その後に何度も感謝の言葉を繰り返すと、「形式的すぎる」「距離を取られた」と感じる人すらいる。
つまり、山田社長が「知らんぷり」と感じた態度は、ベトナム側からすれば「自然体」だったのである。
「心の中のお礼」を大切にする文化
ベトナム人は、受けた恩を「心の中に留める」文化を持っている。
言葉で何度も伝えるよりも、いつか別の形で返そうと考える。
たとえば、困っているときにさりげなく助ける、贈り物をする──そうした行動で「ありがとう」を示すのだ。
山田社長のように、感謝の言葉をすぐに期待する日本人から見ると、それが「無反応」に見えてしまう。
でも実際は、沈黙の中に深い敬意と感謝が込められていることも多い。
「悪い」のではなく、「違う」だけ
このような文化のすれ違いには、誰も悪くない。
ただ、感謝の表現方法が違うだけなのだ。
日本では「言葉で伝える」ことが重視され、
ベトナムでは「行動や心の中に留める」ことが重視される。
お互いの価値観を少し理解するだけで、職場の誤解や不信感の多くは解けていく。
ハイさんは電話を切ったあと、静かに心の中でつぶやいた。
「この調子だと、明日もまた社長から電話が来るかもな。
今晩、技能者たちに“日本では感謝は言葉で伝えるものだよ”って教えておこう。

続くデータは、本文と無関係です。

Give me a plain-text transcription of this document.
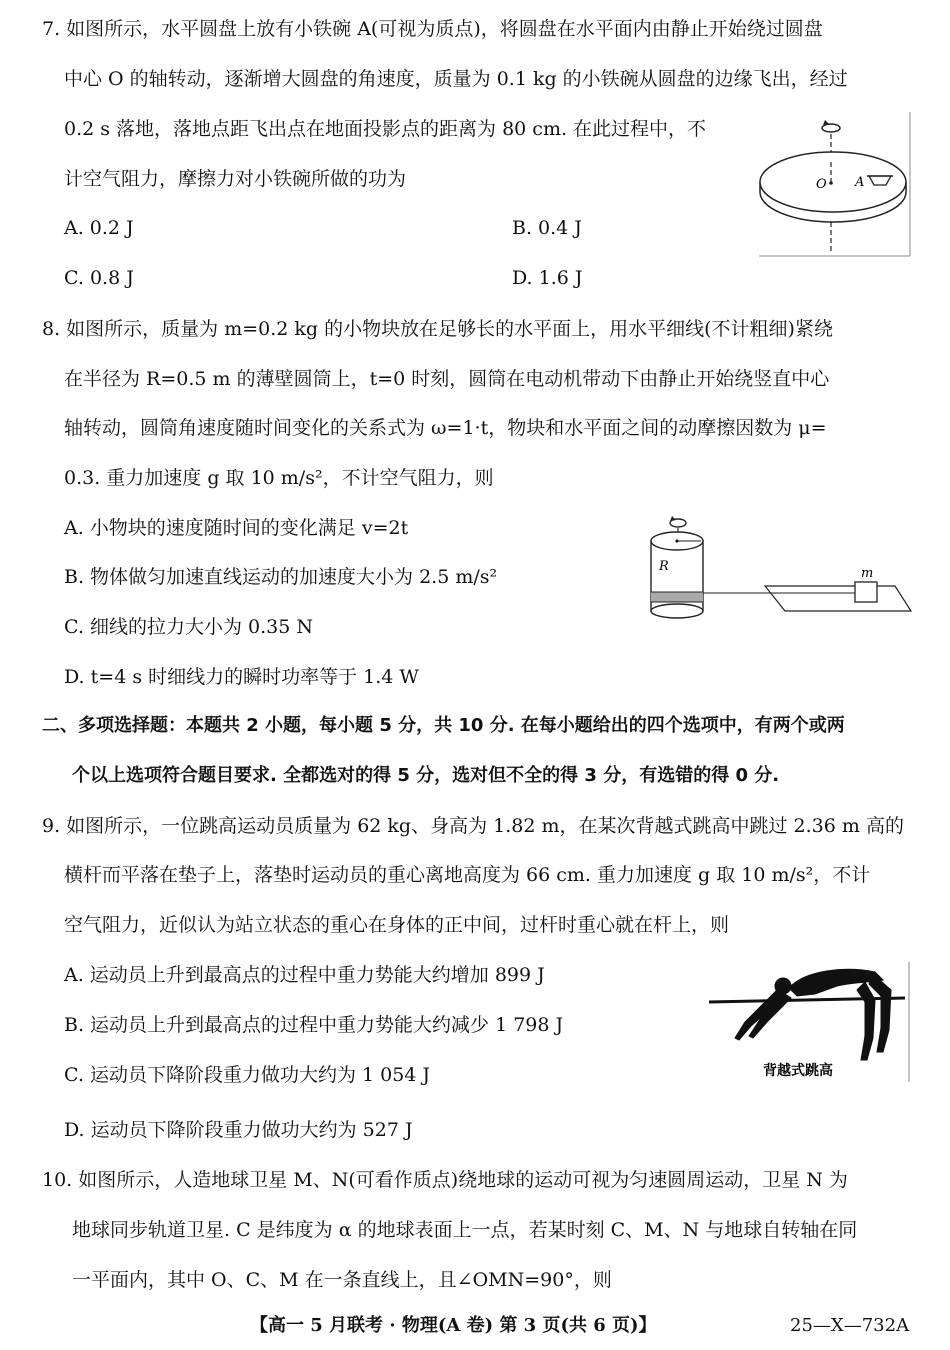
7. 如图所示，水平圆盘上放有小铁碗 A(可视为质点)，将圆盘在水平面内由静止开始绕过圆盘
中心 O 的轴转动，逐渐增大圆盘的角速度，质量为 0.1 kg 的小铁碗从圆盘的边缘飞出，经过
0.2 s 落地，落地点距飞出点在地面投影点的距离为 80 cm. 在此过程中，不
计空气阻力，摩擦力对小铁碗所做的功为
A. 0.2 J	B. 0.4 J
C. 0.8 J	D. 1.6 J
O A
8. 如图所示，质量为 m=0.2 kg 的小物块放在足够长的水平面上，用水平细线(不计粗细)紧绕
在半径为 R=0.5 m 的薄壁圆筒上，t=0 时刻，圆筒在电动机带动下由静止开始绕竖直中心
轴转动，圆筒角速度随时间变化的关系式为 ω=1·t，物块和水平面之间的动摩擦因数为 μ=
0.3. 重力加速度 g 取 10 m/s²，不计空气阻力，则
A. 小物块的速度随时间的变化满足 v=2t
B. 物体做匀加速直线运动的加速度大小为 2.5 m/s²
C. 细线的拉力大小为 0.35 N
D. t=4 s 时细线力的瞬时功率等于 1.4 W
R	m
二、多项选择题：本题共 2 小题，每小题 5 分，共 10 分. 在每小题给出的四个选项中，有两个或两
个以上选项符合题目要求. 全都选对的得 5 分，选对但不全的得 3 分，有选错的得 0 分.
9. 如图所示，一位跳高运动员质量为 62 kg、身高为 1.82 m，在某次背越式跳高中跳过 2.36 m 高的
横杆而平落在垫子上，落垫时运动员的重心离地高度为 66 cm. 重力加速度 g 取 10 m/s²，不计
空气阻力，近似认为站立状态的重心在身体的正中间，过杆时重心就在杆上，则
A. 运动员上升到最高点的过程中重力势能大约增加 899 J
B. 运动员上升到最高点的过程中重力势能大约减少 1 798 J
C. 运动员下降阶段重力做功大约为 1 054 J
D. 运动员下降阶段重力做功大约为 527 J
背越式跳高
10. 如图所示，人造地球卫星 M、N(可看作质点)绕地球的运动可视为匀速圆周运动，卫星 N 为
地球同步轨道卫星. C 是纬度为 α 的地球表面上一点，若某时刻 C、M、N 与地球自转轴在同
一平面内，其中 O、C、M 在一条直线上，且∠OMN=90°，则
【高一 5 月联考 · 物理(A 卷) 第 3 页(共 6 页)】	25—X—732A
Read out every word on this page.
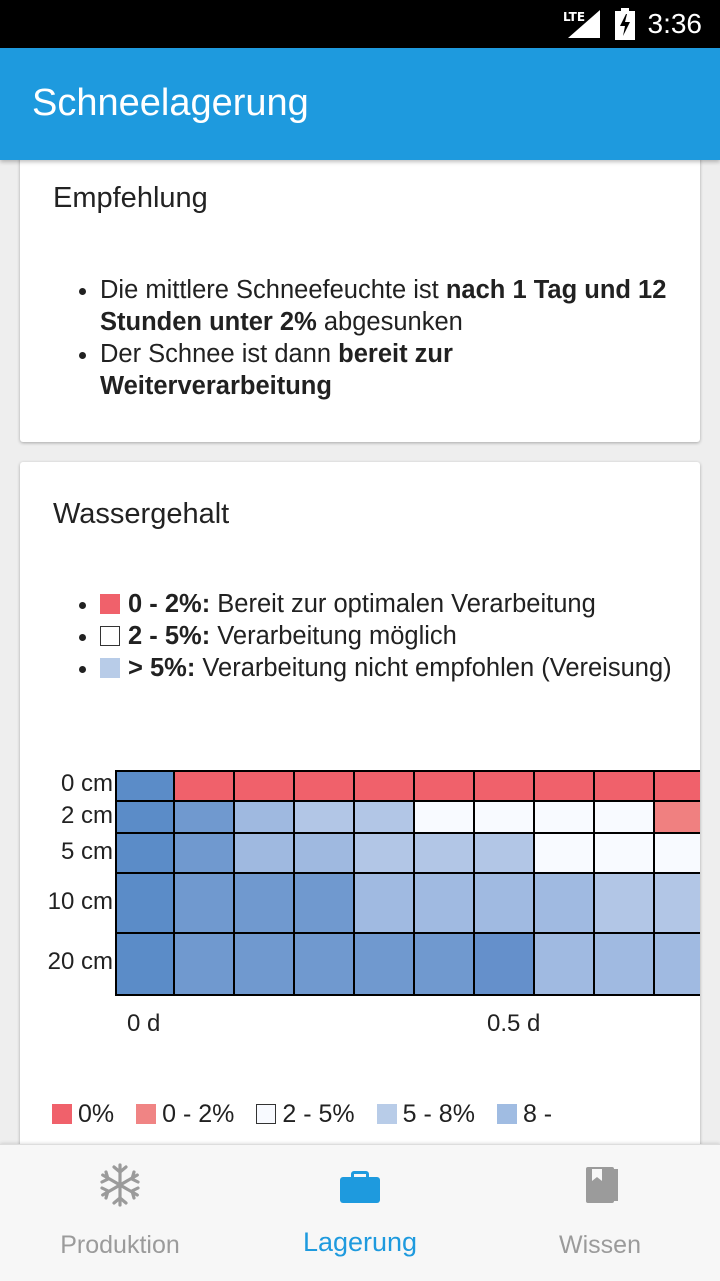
LTE 3:36
Schneelagerung
Empfehlung
• Die mittlere Schneefeuchte ist nach 1 Tag und 12 Stunden unter 2% abgesunken
• Der Schnee ist dann bereit zur Weiterverarbeitung
Wassergehalt
• 0 - 2%: Bereit zur optimalen Verarbeitung
• 2 - 5%: Verarbeitung möglich
• > 5%: Verarbeitung nicht empfohlen (Vereisung)
0 cm
2 cm
5 cm
10 cm
20 cm
0 d	0.5 d
0% 0 - 2% 2 - 5% 5 - 8% 8 -
Produktion	Lagerung	Wissen
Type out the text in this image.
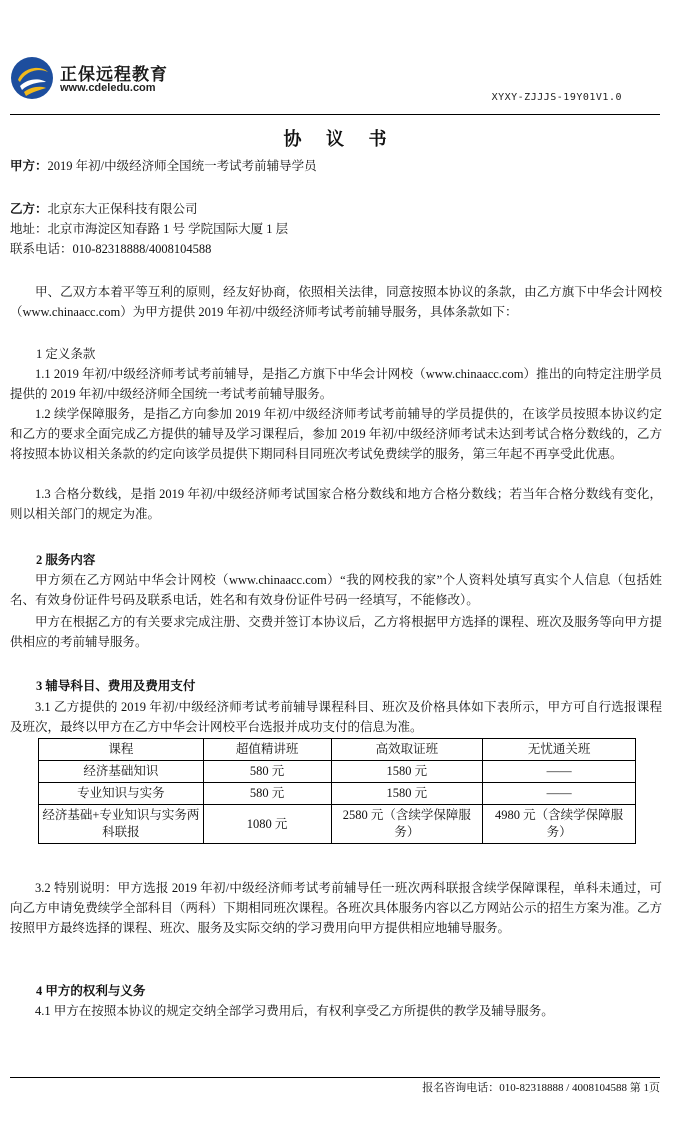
正保远程教育
www.cdeledu.com
XYXY-ZJJJS-19Y01V1.0
协 议 书
甲方：2019 年初/中级经济师全国统一考试考前辅导学员
乙方：北京东大正保科技有限公司
地址：北京市海淀区知春路 1 号 学院国际大厦 1 层
联系电话：010-82318888/4008104588
甲、乙双方本着平等互利的原则，经友好协商，依照相关法律，同意按照本协议的条款，由乙方旗下中华会计网校（www.chinaacc.com）为甲方提供 2019 年初/中级经济师考试考前辅导服务，具体条款如下：
1 定义条款
1.1 2019 年初/中级经济师考试考前辅导，是指乙方旗下中华会计网校（www.chinaacc.com）推出的向特定注册学员提供的 2019 年初/中级经济师全国统一考试考前辅导服务。
1.2 续学保障服务，是指乙方向参加 2019 年初/中级经济师考试考前辅导的学员提供的，在该学员按照本协议约定和乙方的要求全面完成乙方提供的辅导及学习课程后，参加 2019 年初/中级经济师考试未达到考试合格分数线的，乙方将按照本协议相关条款的约定向该学员提供下期同科目同班次考试免费续学的服务，第三年起不再享受此优惠。
1.3 合格分数线，是指 2019 年初/中级经济师考试国家合格分数线和地方合格分数线；若当年合格分数线有变化，则以相关部门的规定为准。
2 服务内容
甲方须在乙方网站中华会计网校（www.chinaacc.com）“我的网校我的家”个人资料处填写真实个人信息（包括姓名、有效身份证件号码及联系电话，姓名和有效身份证件号码一经填写，不能修改）。
甲方在根据乙方的有关要求完成注册、交费并签订本协议后，乙方将根据甲方选择的课程、班次及服务等向甲方提供相应的考前辅导服务。
3 辅导科目、费用及费用支付
3.1 乙方提供的 2019 年初/中级经济师考试考前辅导课程科目、班次及价格具体如下表所示，甲方可自行选报课程及班次，最终以甲方在乙方中华会计网校平台选报并成功支付的信息为准。
课程	超值精讲班	高效取证班	无忧通关班
经济基础知识	580 元	1580 元	——
专业知识与实务	580 元	1580 元	——
经济基础+专业知识与实务两科联报	1080 元	2580 元（含续学保障服务）	4980 元（含续学保障服务）
3.2 特别说明：甲方选报 2019 年初/中级经济师考试考前辅导任一班次两科联报含续学保障课程，单科未通过，可向乙方申请免费续学全部科目（两科）下期相同班次课程。各班次具体服务内容以乙方网站公示的招生方案为准。乙方按照甲方最终选择的课程、班次、服务及实际交纳的学习费用向甲方提供相应地辅导服务。
4 甲方的权利与义务
4.1 甲方在按照本协议的规定交纳全部学习费用后，有权利享受乙方所提供的教学及辅导服务。
报名咨询电话：010-82318888 / 4008104588 第 1页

」
🪶まとめ
言葉で感謝を重ねる日本と、心に感謝をしまっておくベトナム。
どちらも「相手を思う気持ち」に違いはない。
ただ表現の仕方が違うだけで、どちらが上でも下でもない。
文化の違いを「間違い」とせず、「発見」として受け止められたら──
きっともっと気持ちのいい国際共生ができるだろう。